Les militants du parti ont fait le choix d’Eric Ciotti. Ce choix a-t-il une connotation libérale ? Au lendemain de la joute télévisée entre les trois candidats (le 2I novembre sur LCI) la rédaction du site www.nouvelle-lettre.com faisait un constat plutôt pessimiste : il n’y a pas eu de quoi stimuler des électeurs libéraux […] les candidats sont loin de la position libérale (du moins dans la ligne de celle que nous diffusons).

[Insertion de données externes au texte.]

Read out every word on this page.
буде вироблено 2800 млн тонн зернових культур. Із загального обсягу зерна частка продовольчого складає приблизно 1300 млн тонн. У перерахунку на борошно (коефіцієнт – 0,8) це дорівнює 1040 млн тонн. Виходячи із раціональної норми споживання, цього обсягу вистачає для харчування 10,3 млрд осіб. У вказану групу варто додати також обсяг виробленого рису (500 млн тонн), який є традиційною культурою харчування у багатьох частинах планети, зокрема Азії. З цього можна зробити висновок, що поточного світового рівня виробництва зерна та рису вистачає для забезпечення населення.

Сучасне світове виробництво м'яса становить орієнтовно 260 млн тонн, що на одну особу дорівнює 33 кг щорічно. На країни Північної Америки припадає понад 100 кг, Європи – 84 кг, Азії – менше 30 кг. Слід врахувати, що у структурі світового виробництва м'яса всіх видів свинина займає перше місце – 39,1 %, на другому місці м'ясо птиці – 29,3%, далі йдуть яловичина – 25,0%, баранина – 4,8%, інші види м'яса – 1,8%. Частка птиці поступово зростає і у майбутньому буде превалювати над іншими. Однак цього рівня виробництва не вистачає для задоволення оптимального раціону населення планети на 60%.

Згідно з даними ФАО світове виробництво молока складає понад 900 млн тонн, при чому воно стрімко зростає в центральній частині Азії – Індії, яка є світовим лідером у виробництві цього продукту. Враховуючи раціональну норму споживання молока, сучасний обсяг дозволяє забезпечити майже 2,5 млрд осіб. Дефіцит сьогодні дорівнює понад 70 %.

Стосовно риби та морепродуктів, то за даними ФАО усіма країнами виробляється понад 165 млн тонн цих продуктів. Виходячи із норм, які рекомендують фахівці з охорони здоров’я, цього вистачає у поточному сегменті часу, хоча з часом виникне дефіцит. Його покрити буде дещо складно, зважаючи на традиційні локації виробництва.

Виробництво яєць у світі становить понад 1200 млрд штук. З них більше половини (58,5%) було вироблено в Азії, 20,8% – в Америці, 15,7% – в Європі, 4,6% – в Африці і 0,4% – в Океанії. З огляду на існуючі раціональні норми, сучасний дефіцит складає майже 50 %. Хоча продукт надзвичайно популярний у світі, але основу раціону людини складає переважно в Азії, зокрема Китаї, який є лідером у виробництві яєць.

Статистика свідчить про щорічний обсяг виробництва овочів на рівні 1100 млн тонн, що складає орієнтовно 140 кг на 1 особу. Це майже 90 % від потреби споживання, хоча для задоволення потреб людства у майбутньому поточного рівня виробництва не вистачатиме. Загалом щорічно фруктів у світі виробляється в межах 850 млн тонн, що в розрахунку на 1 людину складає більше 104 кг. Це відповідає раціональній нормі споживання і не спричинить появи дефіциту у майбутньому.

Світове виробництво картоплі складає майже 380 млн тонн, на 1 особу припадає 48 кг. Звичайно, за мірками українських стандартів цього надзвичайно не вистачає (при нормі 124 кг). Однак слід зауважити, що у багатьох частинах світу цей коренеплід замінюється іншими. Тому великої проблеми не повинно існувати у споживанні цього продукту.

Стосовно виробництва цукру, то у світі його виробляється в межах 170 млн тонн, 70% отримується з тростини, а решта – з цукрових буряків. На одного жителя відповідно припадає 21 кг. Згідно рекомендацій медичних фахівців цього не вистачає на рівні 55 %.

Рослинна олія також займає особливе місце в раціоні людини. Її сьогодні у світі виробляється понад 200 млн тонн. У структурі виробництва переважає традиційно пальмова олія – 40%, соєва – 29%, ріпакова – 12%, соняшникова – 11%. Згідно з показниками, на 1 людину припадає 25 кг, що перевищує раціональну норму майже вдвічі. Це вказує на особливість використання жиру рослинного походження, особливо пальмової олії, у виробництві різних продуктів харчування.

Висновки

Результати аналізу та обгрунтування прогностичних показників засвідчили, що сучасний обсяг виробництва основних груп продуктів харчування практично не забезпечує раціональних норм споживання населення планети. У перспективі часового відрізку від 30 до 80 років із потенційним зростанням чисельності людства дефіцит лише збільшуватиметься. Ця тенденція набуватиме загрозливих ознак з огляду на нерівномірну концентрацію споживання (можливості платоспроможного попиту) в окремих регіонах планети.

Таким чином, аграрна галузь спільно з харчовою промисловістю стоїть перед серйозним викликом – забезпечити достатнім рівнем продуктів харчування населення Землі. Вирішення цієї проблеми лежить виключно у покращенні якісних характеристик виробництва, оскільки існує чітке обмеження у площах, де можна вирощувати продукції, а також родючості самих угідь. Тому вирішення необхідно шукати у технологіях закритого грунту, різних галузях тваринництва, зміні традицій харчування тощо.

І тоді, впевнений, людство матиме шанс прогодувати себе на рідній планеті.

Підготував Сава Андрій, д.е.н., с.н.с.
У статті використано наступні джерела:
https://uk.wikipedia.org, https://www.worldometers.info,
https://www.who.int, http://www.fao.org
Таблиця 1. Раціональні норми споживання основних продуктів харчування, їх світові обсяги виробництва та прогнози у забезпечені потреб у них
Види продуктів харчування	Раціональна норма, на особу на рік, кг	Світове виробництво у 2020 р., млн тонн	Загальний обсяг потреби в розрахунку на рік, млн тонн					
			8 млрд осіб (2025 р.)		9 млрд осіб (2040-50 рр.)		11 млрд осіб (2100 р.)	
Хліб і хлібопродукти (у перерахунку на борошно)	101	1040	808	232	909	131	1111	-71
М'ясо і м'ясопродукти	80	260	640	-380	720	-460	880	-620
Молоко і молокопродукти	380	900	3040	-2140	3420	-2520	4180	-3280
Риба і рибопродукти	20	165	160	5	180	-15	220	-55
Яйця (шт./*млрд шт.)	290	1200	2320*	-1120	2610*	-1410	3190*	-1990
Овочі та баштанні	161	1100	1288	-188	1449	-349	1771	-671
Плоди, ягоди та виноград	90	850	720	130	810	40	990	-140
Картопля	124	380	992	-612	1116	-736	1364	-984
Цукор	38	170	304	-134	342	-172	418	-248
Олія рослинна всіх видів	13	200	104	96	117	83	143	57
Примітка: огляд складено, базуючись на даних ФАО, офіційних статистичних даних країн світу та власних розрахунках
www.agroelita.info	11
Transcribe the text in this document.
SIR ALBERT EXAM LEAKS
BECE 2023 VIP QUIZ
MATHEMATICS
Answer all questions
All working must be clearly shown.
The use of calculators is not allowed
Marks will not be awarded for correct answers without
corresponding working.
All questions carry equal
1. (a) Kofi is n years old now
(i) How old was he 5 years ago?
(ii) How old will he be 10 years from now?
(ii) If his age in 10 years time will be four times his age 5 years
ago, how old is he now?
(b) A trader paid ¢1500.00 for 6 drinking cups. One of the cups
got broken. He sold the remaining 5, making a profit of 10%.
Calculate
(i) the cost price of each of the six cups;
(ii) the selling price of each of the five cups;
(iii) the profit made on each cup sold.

Toutefois, deux positions semblaient positives pour des libéraux : d’une part Eric Ciottti avançait un programme de réduction massive des impôts, d’autre part Bruno Retailleau souhaitait que le parti se donne enfin une doctrine claire. Mais sur ces deux points il y avait antinomie : Bruno Retailleau préférait une baisse des dépenses plutôt qu’un allègement des prélèvements obligatoires, et Eric Ciotti se réclamait de la famille gaulliste, dont la doctrine est de ne pas en avoir (comme disait Michel Debré, à juste titre).
Moins d’Etat ou mieux d’Etat ?
La victoire d’Eric Ciotti (très discrètement commentée à cause des matches de foot au Qatar) ne manque pas d’interroger les libéraux, et je me pose comme tant d’autres la question impertinente : où va-t-il mener le parti ? Sa toute première déclaration a été pour se féliciter du retour à la famille gaulliste, mais il a aussi laissé entendre qu’il faut réformer pour libérer, et son plaidoyer pour la flat tax et l’effet Laffer, jadis pièces maîtresses de la « reaganomics », a de quoi séduire les libéraux. Le gaullisme, c’est plus d’Etat, Le libéralisme c’est moins d’Etat. Nous voici donc confrontés au paradoxe très français : peut-on libérer les Français en restaurant l’autorité de l’Etat français ?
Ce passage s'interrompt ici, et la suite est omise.